[clue] systemd - uh, wot's the deal?

dennisjperkins at comcast.net dennisjperkins at comcast.net
Sat Oct 31 12:13:11 MDT 2015


Freedesktop.org has information on it. http://www.freedesktop.org/wiki/Software/systemd/ 

I have no strong feelings about systemd one way or the other. The SystemV init package was unmaintained. There were also projects, such as upstart, that were meant as replacements that also started services in parallel to speed bootup. At least one of the BSD's had also replaced BSD init to do the same thing. 

SysV used scripts that were prefixed with S or K and a 3-digit number that controlled the order that the scripts ran in. It did not run another start script until the current one finished. 

Upstart and systemd list dependencies that need to be run first, such as network before running samba. After scanning which services should be started and building a table of all the dependencies, init begins starting services, in parallel whenever possible, and in the proper order. They can also restart a service if it crashes, which SysV cannot do. Systemd uses something called cgroups to organize running services, but I don't know how this kernel feature works. 

There are a number of reasons why some people don't like systemd. Lennart Pottering apparently is a tad difficult to deal with. He also developed pulseaudio, which some people haven't forgiven him for. Since he is a Red Hat employee, some people might not trust the project. Some people do not like the fact that the old bootscripts are gone, replaced by units. And the logs are binary, not text files. 

Feature creep is another issue. Systemd has been extending into different areas, such as cron. Some people protest that this violates the Unix philosophy of doing one thing and doing it well. On the other hand, if you look at systemd as a master control program that fires off other programs and makes sure that they are restarted if they die, it might make sense for it to replace cron with a program that knows how to communicate with systemd's init program. Some older services return a pid that can be used to track a process's status, but not all services do that. Rewriting them makes it possible to have services that fit in seemlessly. 

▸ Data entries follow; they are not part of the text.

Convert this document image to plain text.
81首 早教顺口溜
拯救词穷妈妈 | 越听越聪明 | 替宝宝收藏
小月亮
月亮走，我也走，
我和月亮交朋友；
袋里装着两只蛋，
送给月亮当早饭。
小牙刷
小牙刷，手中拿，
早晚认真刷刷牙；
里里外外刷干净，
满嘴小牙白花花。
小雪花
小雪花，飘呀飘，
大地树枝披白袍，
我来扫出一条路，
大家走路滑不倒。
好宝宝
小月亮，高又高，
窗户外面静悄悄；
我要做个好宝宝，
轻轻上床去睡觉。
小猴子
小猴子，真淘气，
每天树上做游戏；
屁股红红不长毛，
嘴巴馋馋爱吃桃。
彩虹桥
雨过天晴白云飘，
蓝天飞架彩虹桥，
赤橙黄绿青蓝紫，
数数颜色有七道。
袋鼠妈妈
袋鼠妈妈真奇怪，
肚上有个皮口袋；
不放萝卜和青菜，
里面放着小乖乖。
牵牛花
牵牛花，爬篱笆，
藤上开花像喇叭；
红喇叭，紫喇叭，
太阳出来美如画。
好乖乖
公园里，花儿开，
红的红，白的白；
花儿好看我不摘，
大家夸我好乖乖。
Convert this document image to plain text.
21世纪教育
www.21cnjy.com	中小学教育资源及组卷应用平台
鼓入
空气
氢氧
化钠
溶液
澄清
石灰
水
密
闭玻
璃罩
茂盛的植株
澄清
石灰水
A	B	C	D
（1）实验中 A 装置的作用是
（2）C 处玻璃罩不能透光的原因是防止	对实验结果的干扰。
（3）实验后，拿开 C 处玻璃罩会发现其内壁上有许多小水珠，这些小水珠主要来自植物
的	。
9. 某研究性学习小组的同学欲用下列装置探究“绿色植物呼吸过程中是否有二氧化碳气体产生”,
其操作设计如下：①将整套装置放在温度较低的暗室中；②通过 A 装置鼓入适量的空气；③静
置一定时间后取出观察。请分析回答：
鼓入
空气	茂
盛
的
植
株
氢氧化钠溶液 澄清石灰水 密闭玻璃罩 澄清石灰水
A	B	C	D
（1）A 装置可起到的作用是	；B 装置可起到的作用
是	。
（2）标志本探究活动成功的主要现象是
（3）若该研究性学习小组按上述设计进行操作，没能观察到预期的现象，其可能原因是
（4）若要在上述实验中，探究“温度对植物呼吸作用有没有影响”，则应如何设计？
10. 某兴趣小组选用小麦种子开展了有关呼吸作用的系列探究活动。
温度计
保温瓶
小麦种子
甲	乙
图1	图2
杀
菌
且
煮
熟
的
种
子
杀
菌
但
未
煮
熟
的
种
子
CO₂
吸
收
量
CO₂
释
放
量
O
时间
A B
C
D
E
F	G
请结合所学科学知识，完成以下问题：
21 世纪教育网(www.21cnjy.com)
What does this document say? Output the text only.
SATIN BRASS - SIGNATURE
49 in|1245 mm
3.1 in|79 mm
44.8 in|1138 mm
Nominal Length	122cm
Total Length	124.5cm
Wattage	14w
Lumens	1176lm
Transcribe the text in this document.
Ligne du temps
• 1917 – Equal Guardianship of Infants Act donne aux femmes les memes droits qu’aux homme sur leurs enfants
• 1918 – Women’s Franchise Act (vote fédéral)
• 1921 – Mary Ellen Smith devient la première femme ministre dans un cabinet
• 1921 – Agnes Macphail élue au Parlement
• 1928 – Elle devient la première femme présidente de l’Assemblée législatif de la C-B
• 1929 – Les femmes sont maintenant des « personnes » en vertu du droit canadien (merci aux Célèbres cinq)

Arch Linux switched to systemd last year and I have not had any problems. That also means I haven't needed to dig into it, and I have not had the time to dig into it in my copious spare time. 

----- Original Message -----

From: "Sean LeBlanc" <seanleblanc at comcast.net> 
To: "CLUE's mailing list" <clue at cluedenver.org> 
Sent: Saturday, October 31, 2015 10:42:46 AM 
Subject: [clue] systemd - uh, wot's the deal? 

So, having sort of been heads down on doing mostly bog-standard RHEL 
stuff (when I do *nix at work, anyway: at home I'm using OSX on laptop, 
and FreeNAS and Ubuntu server. There are also other *nixes at work, but 
mostly they've been something I've set up and then tend to leave alone 
as they don't need care and feeding) I've seen murmurings from the 
bowels of the Internet (mostly on Diaspora) about systemd, and that's it 
is controversial, etc. 

But I don't fully understand all the concerns, counter-arguments in its 
favor, etc. 

Can anyone point me to some good reading on the topic? I'm also 
interested in opinions from the old hands of CLUE, because I know some 
people have been using Linux *as* sys- or net- admins for so long (being 
mostly dev in my day job, I don't use it quite the same way).